Young takes us behind the scenes and explains how camping in National Parks avoid signage.
Now, whenever we pull into a campsite, I actively inspect the area for Meinecke influence – a botanist in the 1920’s – who’s genius about human behavior still softens impact in protected park lands.
An Escape
American camping began as a way to escape the ugliness of our bare, grey, industrial-era cities which rose up so quickly that no one could stand the filth, noise and stink.
But another tipping point was the introduction of “others” – people who arrived from strange lands speaking different languages, building unusual structures, cooking different foods, observing diverse religions and some having a darker hue of skin. The flight impulse overtook some city-dwellers and inspired them to lose their fear of the wilderness.
Camping offered families a sanctuary from otherness – and those with dispensible resources were the first to explore the possibilities. With a wagon, team and personal wilderness guide, The Rockies were the limit.
American ministers, philosophers and doctors prescribed heading out to become whole in a way that developing city life could not support. And, the wealthy documented their progress in books and news columns to the fascination of those at home.

The Vagabonds
Newspapers couldn’t write enough about The Vagabond’s – Henry Ford, Thomas Edison, John Burroughs, and Harvey Firestone‘s tours of the Everglades, Adirondacks, Catskills and Smoky Mountains. The celebrity press coverage even inspired Teddy Roosevelt to tag along.
The Vagabonds The Vagabonds camping
The Automobile
The introduction of the affordable family car made camping all the rage for the middle classes.
I was fascinated to learn that affordable automobiles had little to do with producing family income. Folks had other ways to get to the job.
The car was a luxury vehicle that made it possible to access the new developing network of highways and back roads for no reason other than pure joy.

Wally Byam and the Airstream
Heading Out also includes a comprehensive history of Wally Byam and the Airstream’s legacy of peacemaking and international diplomacy.
Young makes the case that camping for the sake of camping – is a distinctly American impulse. Whether for leisure travel, community work, or to regain ones health – our protected parks and wilderness facilitate wholeness, health and education.
But, today, camping is in a slight decline.
Surveys taken since the beginning of the National Park system reflect a downward trend.
Young suggests the improvement of cities is the primary factor in the decline. Beautification and clean air make staycations more appealing.
Another factor at work in the decline is a lack of public interest from people of color, which can be traced to forced segregation in the pre-civil rights era National Park system. But efforts abound to make the parks a safe and welcoming place for everyone and participation is improving.
Still, one-sixth of the American population heads out every year. Camping is still in the top ten percent of leisure activities, which include watching television.
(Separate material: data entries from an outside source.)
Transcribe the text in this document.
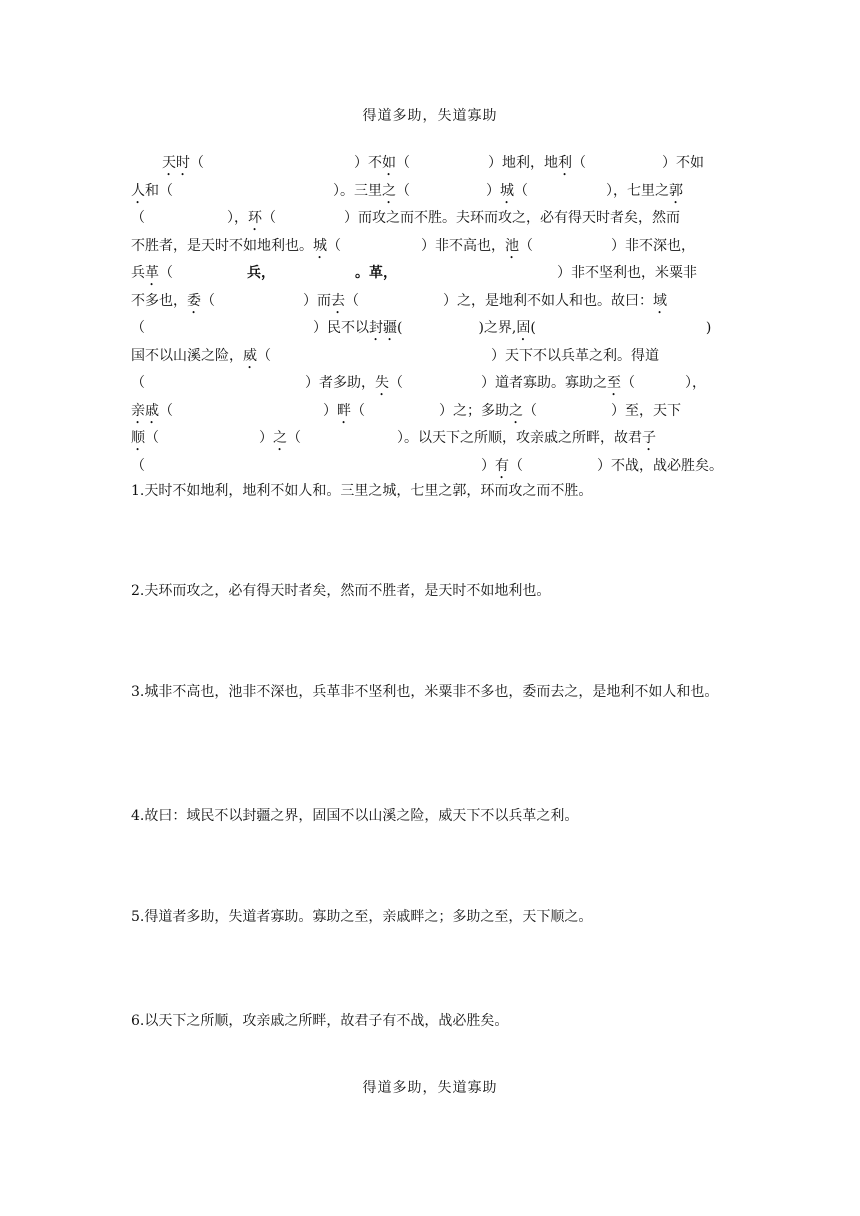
得道多助，失道寡助
天时（	）不如（	）地利，地利（	）不如
人和（	）。三里之（	）城（	），七里之郭
（	），环（	）而攻之而不胜。夫环而攻之，必有得天时者矣，然而
不胜者，是天时不如地利也。城（	）非不高也，池（	）非不深也，
兵革（	兵，	。革，	）非不坚利也，米粟非
不多也，委（	）而去（	）之，是地利不如人和也。故曰：域
（	）民不以封疆(	)之界,固(	)
国不以山溪之险，威（	）天下不以兵革之利。得道
（	）者多助，失（	）道者寡助。寡助之至（	），
亲戚（	）畔（	）之；多助之（	）至，天下
顺（	）之（	）。以天下之所顺，攻亲戚之所畔，故君子
（	）有（	）不战，战必胜矣。
1.天时不如地利，地利不如人和。三里之城，七里之郭，环而攻之而不胜。
2.夫环而攻之，必有得天时者矣，然而不胜者，是天时不如地利也。
3.城非不高也，池非不深也，兵革非不坚利也，米粟非不多也，委而去之，是地利不如人和也。
4.故曰：域民不以封疆之界，固国不以山溪之险，威天下不以兵革之利。
5.得道者多助，失道者寡助。寡助之至，亲戚畔之；多助之至，天下顺之。
6.以天下之所顺，攻亲戚之所畔，故君子有不战，战必胜矣。
得道多助，失道寡助
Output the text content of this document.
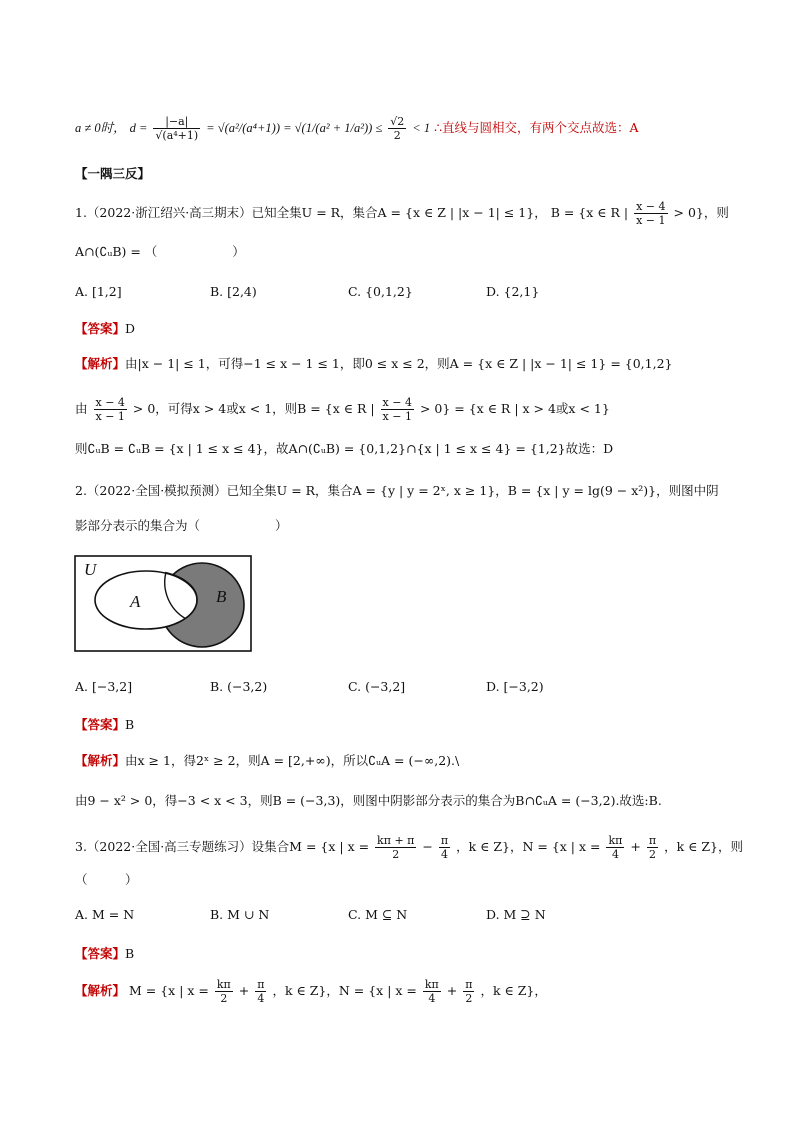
a ≠ 0时， $d = \frac{|-a|}{\text{√(a⁴+1)}} = √(a^2/(a^4+1)) = √(1/(a^2 + 1/a^2)) \le \frac{√2}{2} < 1$ ∴直线与圆相交，有两个交点故选：A
【一隅三反】
1.（2022·浙江绍兴·高三期末）已知全集U = R，集合A = {x ∈ Z | |x − 1| ≤ 1}， B = {x ∈ R | $\frac{x - 4}{x - 1} > 0$}，则
A∩(∁ᵤB) = （　　　　　　）
A. [1,2]	B. [2,4)	C. {0,1,2}	D. {2,1}
【答案】D
【解析】由|x − 1| ≤ 1，可得−1 ≤ x − 1 ≤ 1，即0 ≤ x ≤ 2，则A = {x ∈ Z | |x − 1| ≤ 1} = {0,1,2}
由 $\frac{x - 4}{x - 1} > 0$，可得x > 4或x < 1，则B = {x ∈ R | $\frac{x - 4}{x - 1} > 0\} = \{x$ ∈ R | x > 4或x < 1}
则∁ᵤB = ∁ᵤB = {x | 1 ≤ x ≤ 4}，故A∩(∁ᵤB) = {0,1,2}∩{x | 1 ≤ x ≤ 4} = {1,2}故选：D
2.（2022·全国·模拟预测）已知全集U = R，集合A = {y | y = 2ˣ, x ≥ 1}，B = {x | y = lg(9 − x²)}，则图中阴
影部分表示的集合为（　　　　　　）
U
A	B
A. [−3,2]	B. (−3,2)	C. (−3,2]	D. [−3,2)
【答案】B
【解析】由x ≥ 1，得2ˣ ≥ 2，则A = [2,+∞)，所以∁ᵤA = (−∞,2).\
由9 − x² > 0，得−3 < x < 3，则B = (−3,3)，则图中阴影部分表示的集合为B∩∁ᵤA = (−3,2).故选:B.
3.（2022·全国·高三专题练习）设集合M = {x | $x = \frac{k\pi + \pi}{2} - \frac{\pi}{4}$ ，k ∈ Z}，N = {x | $x = \frac{k\pi}{4} + \frac{\pi}{2}$ ，k ∈ Z}，则
（　　　）
A. M = N	B. M ∪ N	C. M ⊆ N	D. M ⊇ N
【答案】B
【解析】 M = {x | $x = \frac{k\pi}{2} + \frac{\pi}{4}$ ，k ∈ Z}，N = {x | $x = \frac{k\pi}{4} + \frac{\pi}{2}$ ，k ∈ Z}，
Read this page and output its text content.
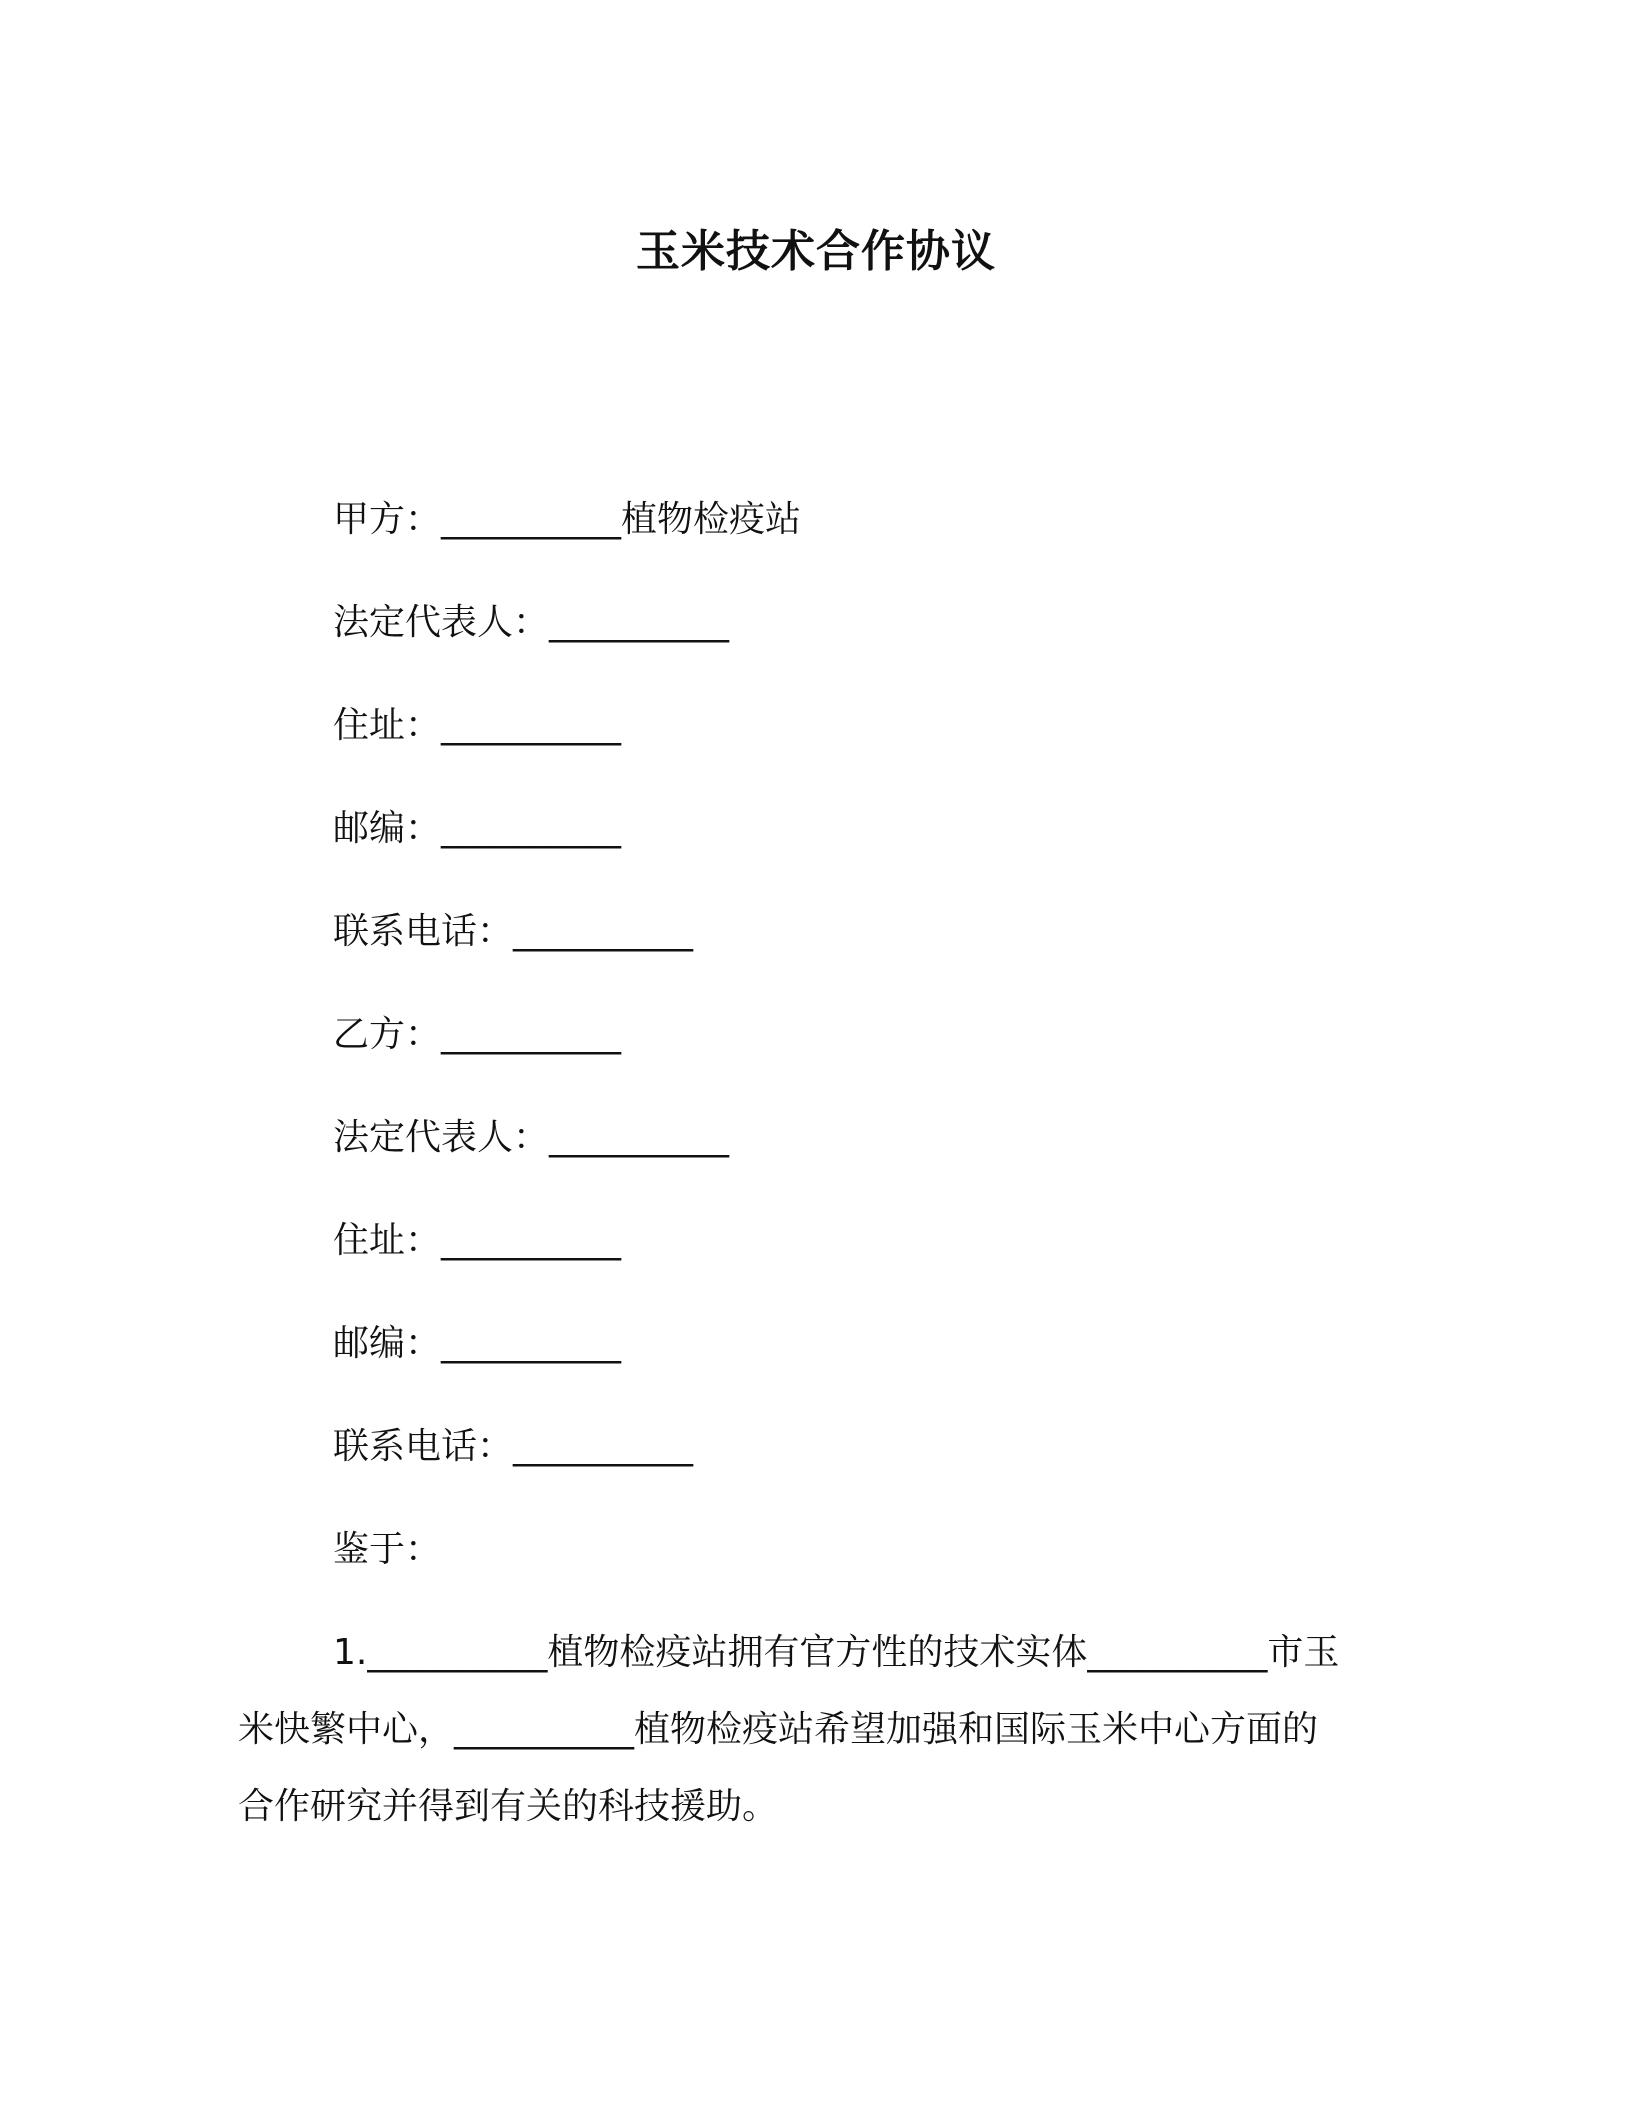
玉米技术合作协议
甲方：__________植物检疫站
法定代表人：__________
住址：__________
邮编：__________
联系电话：__________
乙方：__________
法定代表人：__________
住址：__________
邮编：__________
联系电话：__________
鉴于：
1.__________植物检疫站拥有官方性的技术实体__________市玉
米快繁中心，__________植物检疫站希望加强和国际玉米中心方面的
合作研究并得到有关的科技援助。
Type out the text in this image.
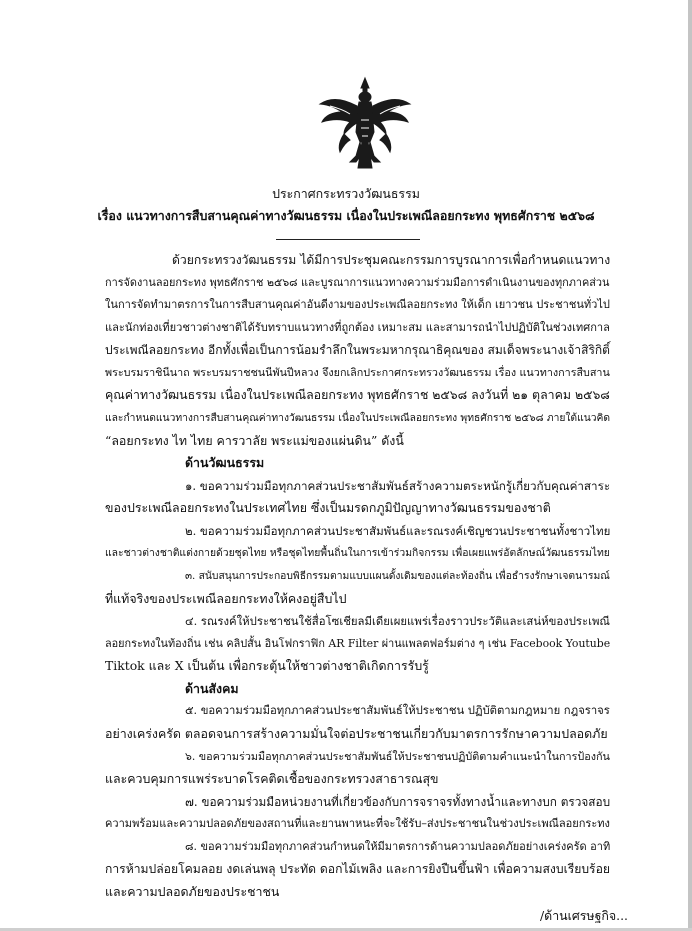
ประกาศกระทรวงวัฒนธรรม
เรื่อง แนวทางการสืบสานคุณค่าทางวัฒนธรรม เนื่องในประเพณีลอยกระทง พุทธศักราช ๒๕๖๘
ด้วยกระทรวงวัฒนธรรม ได้มีการประชุมคณะกรรมการบูรณาการเพื่อกำหนดแนวทาง
การจัดงานลอยกระทง พุทธศักราช ๒๕๖๘ และบูรณาการแนวทางความร่วมมือการดำเนินงานของทุกภาคส่วน
ในการจัดทำมาตรการในการสืบสานคุณค่าอันดีงามของประเพณีลอยกระทง ให้เด็ก เยาวชน ประชาชนทั่วไป
และนักท่องเที่ยวชาวต่างชาติได้รับทราบแนวทางที่ถูกต้อง เหมาะสม และสามารถนำไปปฏิบัติในช่วงเทศกาล
ประเพณีลอยกระทง อีกทั้งเพื่อเป็นการน้อมรำลึกในพระมหากรุณาธิคุณของ สมเด็จพระนางเจ้าสิริกิติ์
พระบรมราชินีนาถ พระบรมราชชนนีพันปีหลวง จึงยกเลิกประกาศกระทรวงวัฒนธรรม เรื่อง แนวทางการสืบสาน
คุณค่าทางวัฒนธรรม เนื่องในประเพณีลอยกระทง พุทธศักราช ๒๕๖๘ ลงวันที่ ๒๑ ตุลาคม ๒๕๖๘
และกำหนดแนวทางการสืบสานคุณค่าทางวัฒนธรรม เนื่องในประเพณีลอยกระทง พุทธศักราช ๒๕๖๘ ภายใต้แนวคิด
“ลอยกระทง ไท ไทย คารวาลัย พระแม่ของแผ่นดิน” ดังนี้
ด้านวัฒนธรรม
๑. ขอความร่วมมือทุกภาคส่วนประชาสัมพันธ์สร้างความตระหนักรู้เกี่ยวกับคุณค่าสาระ
ของประเพณีลอยกระทงในประเทศไทย ซึ่งเป็นมรดกภูมิปัญญาทางวัฒนธรรมของชาติ
๒. ขอความร่วมมือทุกภาคส่วนประชาสัมพันธ์และรณรงค์เชิญชวนประชาชนทั้งชาวไทย
และชาวต่างชาติแต่งกายด้วยชุดไทย หรือชุดไทยพื้นถิ่นในการเข้าร่วมกิจกรรม เพื่อเผยแพร่อัตลักษณ์วัฒนธรรมไทย
๓. สนับสนุนการประกอบพิธีกรรมตามแบบแผนดั้งเดิมของแต่ละท้องถิ่น เพื่อธำรงรักษาเจตนารมณ์
ที่แท้จริงของประเพณีลอยกระทงให้คงอยู่สืบไป
๔. รณรงค์ให้ประชาชนใช้สื่อโซเชียลมีเดียเผยแพร่เรื่องราวประวัติและเสน่ห์ของประเพณี
ลอยกระทงในท้องถิ่น เช่น คลิปสั้น อินโฟกราฟิก AR Filter ผ่านแพลตฟอร์มต่าง ๆ เช่น Facebook Youtube
Tiktok และ X เป็นต้น เพื่อกระตุ้นให้ชาวต่างชาติเกิดการรับรู้
ด้านสังคม
๕. ขอความร่วมมือทุกภาคส่วนประชาสัมพันธ์ให้ประชาชน ปฏิบัติตามกฎหมาย กฎจราจร
อย่างเคร่งครัด ตลอดจนการสร้างความมั่นใจต่อประชาชนเกี่ยวกับมาตรการรักษาความปลอดภัย
๖. ขอความร่วมมือทุกภาคส่วนประชาสัมพันธ์ให้ประชาชนปฏิบัติตามคำแนะนำในการป้องกัน
และควบคุมการแพร่ระบาดโรคติดเชื้อของกระทรวงสาธารณสุข
๗. ขอความร่วมมือหน่วยงานที่เกี่ยวข้องกับการจราจรทั้งทางน้ำและทางบก ตรวจสอบ
ความพร้อมและความปลอดภัยของสถานที่และยานพาหนะที่จะใช้รับ–ส่งประชาชนในช่วงประเพณีลอยกระทง
๘. ขอความร่วมมือทุกภาคส่วนกำหนดให้มีมาตรการด้านความปลอดภัยอย่างเคร่งครัด อาทิ
การห้ามปล่อยโคมลอย งดเล่นพลุ ประทัด ดอกไม้เพลิง และการยิงปืนขึ้นฟ้า เพื่อความสงบเรียบร้อย
และความปลอดภัยของประชาชน
/ด้านเศรษฐกิจ...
There’s no down-side to cleaning up cities and protecting our parks and wilderness lands. There’s something for everyone. Treasuring the environment and preserving what little that remains of our wilderness is a legacy all of us can celebrate and take actions to protect for generations to come.
Americans have always celebrated our cities as a force for economic change and social progress while Christian songs of majestic, shining cities pivot on stories of wilderness wanderings.
We, Americans, are both things – courageous frontiersmen and builders of cities. Regardless of the urban vs. rural battles that would divide us – all of it is good for all of us.
Back and forth we go between the two, city to frontier and back again. Like pilgrims – blurring the lines, softening the edges between heaven and earth – keeping the path clear and the door open for all who hope for reunion and a taste of communion.